Konflik Global Buka Peluang Ekspor RI, Kemendag Bidik Asia Tenggara dan Afrika
JAKARTA — Konflik geopolitik yang terjadi di kawasan Timur Tengah dipastikan akan berdampak pada perubahan peta perdagangan internasional. Pemerintah Indonesia melalui Kementerian Perdagangan Republik Indonesia mulai menyiapkan strategi untuk mengantisipasi dampak berkepanjangan terhadap aktivitas ekspor dan impor.
Menteri Perdagangan Budi Santoso mengatakan bahwa konflik global biasanya akan mengganggu rantai pasok perdagangan dunia sehingga membuka peluang pasar baru bagi negara lain.
Menurutnya, pemerintah akan memanfaatkan peluang tersebut dengan memperluas pasar ekspor Indonesia ke sejumlah wilayah potensial.
“Krisis geopolitik itu biasanya akan mengubah peta perdagangan global. Ketika ada negara yang ekspornya terhambat atau tidak bisa memasok barang ke suatu pasar, maka akan muncul ruang kosong yang bisa dimanfaatkan negara lain,” ujar Budi Santoso dalam keterangannya.
Sebagai langkah awal, Kementerian Perdagangan Republik Indonesia berencana merambah pasar ekspor baru di kawasan Asia Tenggara dan Afrika.
Pasar tersebut dinilai memiliki potensi besar untuk menggantikan pasokan dari negara-negara yang terdampak konflik.
Meski demikian, Budi Santoso menegaskan pemerintah masih mengkaji dampak konflik terhadap sejumlah komoditas ekspor Indonesia, terutama yang bergantung pada bahan baku impor.

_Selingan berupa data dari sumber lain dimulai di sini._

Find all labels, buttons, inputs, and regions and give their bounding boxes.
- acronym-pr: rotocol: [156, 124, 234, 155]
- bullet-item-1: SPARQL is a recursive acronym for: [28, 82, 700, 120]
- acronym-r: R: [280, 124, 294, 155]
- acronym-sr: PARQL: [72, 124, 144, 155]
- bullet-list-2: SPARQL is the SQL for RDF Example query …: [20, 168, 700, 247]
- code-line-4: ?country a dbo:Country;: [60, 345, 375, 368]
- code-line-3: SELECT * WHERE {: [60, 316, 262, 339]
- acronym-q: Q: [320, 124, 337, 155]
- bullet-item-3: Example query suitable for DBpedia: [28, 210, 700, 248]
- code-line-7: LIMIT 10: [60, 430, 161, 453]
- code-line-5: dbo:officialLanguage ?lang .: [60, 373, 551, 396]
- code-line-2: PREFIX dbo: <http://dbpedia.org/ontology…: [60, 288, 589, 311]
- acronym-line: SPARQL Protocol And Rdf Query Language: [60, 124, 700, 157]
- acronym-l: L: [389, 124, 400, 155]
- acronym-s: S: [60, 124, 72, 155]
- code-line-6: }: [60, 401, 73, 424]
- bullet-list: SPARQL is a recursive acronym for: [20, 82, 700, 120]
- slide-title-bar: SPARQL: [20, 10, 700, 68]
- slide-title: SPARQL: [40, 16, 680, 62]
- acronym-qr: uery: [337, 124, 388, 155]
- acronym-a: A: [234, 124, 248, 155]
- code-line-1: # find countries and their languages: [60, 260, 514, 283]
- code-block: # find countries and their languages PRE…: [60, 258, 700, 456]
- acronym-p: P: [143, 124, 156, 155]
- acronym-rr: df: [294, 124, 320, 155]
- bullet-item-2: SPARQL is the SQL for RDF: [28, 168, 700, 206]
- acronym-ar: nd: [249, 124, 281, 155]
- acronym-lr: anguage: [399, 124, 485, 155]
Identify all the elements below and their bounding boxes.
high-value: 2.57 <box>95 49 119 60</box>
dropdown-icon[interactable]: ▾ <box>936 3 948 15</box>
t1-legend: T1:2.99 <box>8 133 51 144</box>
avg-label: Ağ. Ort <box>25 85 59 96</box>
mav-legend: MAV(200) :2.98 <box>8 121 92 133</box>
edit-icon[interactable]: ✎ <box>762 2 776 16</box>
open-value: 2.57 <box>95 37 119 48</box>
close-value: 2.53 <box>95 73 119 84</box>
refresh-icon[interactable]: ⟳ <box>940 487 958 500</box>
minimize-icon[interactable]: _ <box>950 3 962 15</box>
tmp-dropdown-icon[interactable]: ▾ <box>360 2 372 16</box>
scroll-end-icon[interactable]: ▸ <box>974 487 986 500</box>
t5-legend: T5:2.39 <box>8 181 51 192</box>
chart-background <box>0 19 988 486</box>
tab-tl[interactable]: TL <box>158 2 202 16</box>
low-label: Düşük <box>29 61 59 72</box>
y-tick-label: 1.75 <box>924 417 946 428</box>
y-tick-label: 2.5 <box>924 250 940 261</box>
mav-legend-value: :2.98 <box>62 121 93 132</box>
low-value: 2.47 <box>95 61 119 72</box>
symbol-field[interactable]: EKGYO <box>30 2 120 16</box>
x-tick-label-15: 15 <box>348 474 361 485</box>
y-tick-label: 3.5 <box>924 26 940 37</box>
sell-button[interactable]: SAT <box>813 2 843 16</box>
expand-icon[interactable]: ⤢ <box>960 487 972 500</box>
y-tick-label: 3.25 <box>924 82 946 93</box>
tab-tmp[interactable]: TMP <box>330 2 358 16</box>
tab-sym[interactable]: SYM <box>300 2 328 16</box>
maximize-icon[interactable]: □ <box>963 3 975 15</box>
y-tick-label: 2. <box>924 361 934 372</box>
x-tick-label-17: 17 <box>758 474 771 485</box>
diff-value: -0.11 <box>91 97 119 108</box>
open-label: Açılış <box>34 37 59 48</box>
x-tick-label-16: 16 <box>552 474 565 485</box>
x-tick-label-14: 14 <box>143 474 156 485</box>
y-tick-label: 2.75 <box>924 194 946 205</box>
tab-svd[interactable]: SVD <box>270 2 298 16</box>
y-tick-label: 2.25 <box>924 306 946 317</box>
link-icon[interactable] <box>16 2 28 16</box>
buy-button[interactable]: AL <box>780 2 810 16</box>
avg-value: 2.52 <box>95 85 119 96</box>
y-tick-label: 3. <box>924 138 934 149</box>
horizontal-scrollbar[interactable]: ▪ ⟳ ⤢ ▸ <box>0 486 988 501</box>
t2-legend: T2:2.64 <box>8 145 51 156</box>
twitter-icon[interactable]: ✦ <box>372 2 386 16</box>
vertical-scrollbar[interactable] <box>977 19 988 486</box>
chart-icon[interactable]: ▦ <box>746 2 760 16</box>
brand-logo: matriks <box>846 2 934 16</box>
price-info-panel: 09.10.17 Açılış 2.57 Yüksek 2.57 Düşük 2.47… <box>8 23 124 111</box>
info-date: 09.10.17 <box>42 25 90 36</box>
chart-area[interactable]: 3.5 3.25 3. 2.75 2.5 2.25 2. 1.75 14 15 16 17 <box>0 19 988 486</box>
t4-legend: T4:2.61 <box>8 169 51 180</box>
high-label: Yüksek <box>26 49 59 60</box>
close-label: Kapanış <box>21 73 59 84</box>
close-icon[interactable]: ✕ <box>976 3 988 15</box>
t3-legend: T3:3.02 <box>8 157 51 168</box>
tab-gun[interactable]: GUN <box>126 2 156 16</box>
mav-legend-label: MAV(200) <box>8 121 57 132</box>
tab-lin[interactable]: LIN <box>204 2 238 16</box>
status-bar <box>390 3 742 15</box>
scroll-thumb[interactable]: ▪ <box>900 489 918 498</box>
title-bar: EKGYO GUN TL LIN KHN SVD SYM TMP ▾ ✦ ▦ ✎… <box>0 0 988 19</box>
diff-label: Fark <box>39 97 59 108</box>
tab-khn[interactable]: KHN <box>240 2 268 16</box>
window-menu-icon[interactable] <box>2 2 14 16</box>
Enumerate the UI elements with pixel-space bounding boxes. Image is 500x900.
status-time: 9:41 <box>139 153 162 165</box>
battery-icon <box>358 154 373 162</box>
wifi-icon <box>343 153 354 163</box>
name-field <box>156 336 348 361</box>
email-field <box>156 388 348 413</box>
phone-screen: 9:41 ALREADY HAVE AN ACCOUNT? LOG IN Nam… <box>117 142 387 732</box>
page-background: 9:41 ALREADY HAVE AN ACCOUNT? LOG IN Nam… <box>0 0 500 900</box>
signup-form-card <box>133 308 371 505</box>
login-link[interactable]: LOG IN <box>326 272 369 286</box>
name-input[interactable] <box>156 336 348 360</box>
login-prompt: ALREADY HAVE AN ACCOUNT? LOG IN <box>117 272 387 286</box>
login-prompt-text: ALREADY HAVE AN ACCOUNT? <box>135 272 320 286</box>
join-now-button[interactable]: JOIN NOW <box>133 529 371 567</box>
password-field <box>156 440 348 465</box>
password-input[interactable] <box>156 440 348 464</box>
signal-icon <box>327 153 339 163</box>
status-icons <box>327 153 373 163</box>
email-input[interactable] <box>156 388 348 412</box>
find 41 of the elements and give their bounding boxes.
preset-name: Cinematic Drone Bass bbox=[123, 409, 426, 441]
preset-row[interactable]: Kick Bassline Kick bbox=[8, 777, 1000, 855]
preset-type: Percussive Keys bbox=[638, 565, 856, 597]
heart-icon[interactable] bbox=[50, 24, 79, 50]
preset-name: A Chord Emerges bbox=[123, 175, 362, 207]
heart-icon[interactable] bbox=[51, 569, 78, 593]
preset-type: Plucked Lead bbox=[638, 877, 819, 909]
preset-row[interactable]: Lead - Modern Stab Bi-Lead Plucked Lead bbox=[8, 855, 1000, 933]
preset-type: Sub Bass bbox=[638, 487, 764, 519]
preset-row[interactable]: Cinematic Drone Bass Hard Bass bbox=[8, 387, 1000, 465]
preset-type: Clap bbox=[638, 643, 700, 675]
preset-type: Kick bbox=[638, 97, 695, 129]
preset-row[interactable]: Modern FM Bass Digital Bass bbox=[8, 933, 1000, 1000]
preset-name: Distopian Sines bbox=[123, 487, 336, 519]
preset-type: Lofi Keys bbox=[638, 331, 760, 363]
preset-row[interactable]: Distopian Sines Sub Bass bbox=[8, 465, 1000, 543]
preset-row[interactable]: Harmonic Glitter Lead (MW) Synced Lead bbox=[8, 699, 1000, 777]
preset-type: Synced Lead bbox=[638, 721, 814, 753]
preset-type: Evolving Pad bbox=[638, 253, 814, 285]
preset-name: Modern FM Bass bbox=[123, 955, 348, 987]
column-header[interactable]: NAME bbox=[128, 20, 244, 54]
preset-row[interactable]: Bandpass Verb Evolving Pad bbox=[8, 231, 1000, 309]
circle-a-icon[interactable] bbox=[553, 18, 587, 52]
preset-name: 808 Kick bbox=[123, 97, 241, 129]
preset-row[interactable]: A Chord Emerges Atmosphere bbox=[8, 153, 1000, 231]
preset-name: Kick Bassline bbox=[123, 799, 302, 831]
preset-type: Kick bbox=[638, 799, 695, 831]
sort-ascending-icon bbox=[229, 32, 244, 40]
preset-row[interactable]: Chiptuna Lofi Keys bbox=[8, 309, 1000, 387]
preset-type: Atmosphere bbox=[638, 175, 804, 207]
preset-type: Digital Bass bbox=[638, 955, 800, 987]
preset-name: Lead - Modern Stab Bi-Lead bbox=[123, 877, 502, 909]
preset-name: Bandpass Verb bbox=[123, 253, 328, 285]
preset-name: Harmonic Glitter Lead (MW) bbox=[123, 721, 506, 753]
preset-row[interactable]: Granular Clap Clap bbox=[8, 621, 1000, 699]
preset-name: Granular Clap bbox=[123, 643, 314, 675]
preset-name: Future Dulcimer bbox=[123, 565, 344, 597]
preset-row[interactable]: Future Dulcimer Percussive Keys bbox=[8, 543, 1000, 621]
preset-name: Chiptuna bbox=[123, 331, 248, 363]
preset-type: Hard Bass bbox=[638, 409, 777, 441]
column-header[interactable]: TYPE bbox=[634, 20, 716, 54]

Pemerintah juga akan menggelar pertemuan dengan para eksportir untuk membahas berbagai kendala teknis yang terjadi di lapangan.
Salah satu isu yang menjadi perhatian adalah keluhan dari asosiasi logistik terkait lonjakan biaya pengiriman yang disebut mencapai 100 persen akibat konflik yang mengganggu jalur perdagangan global.
Pemerintah berharap langkah ekspansi pasar baru ini dapat menjaga stabilitas ekspor nasional sekaligus meminimalkan dampak ekonomi dari ketegangan geopolitik global.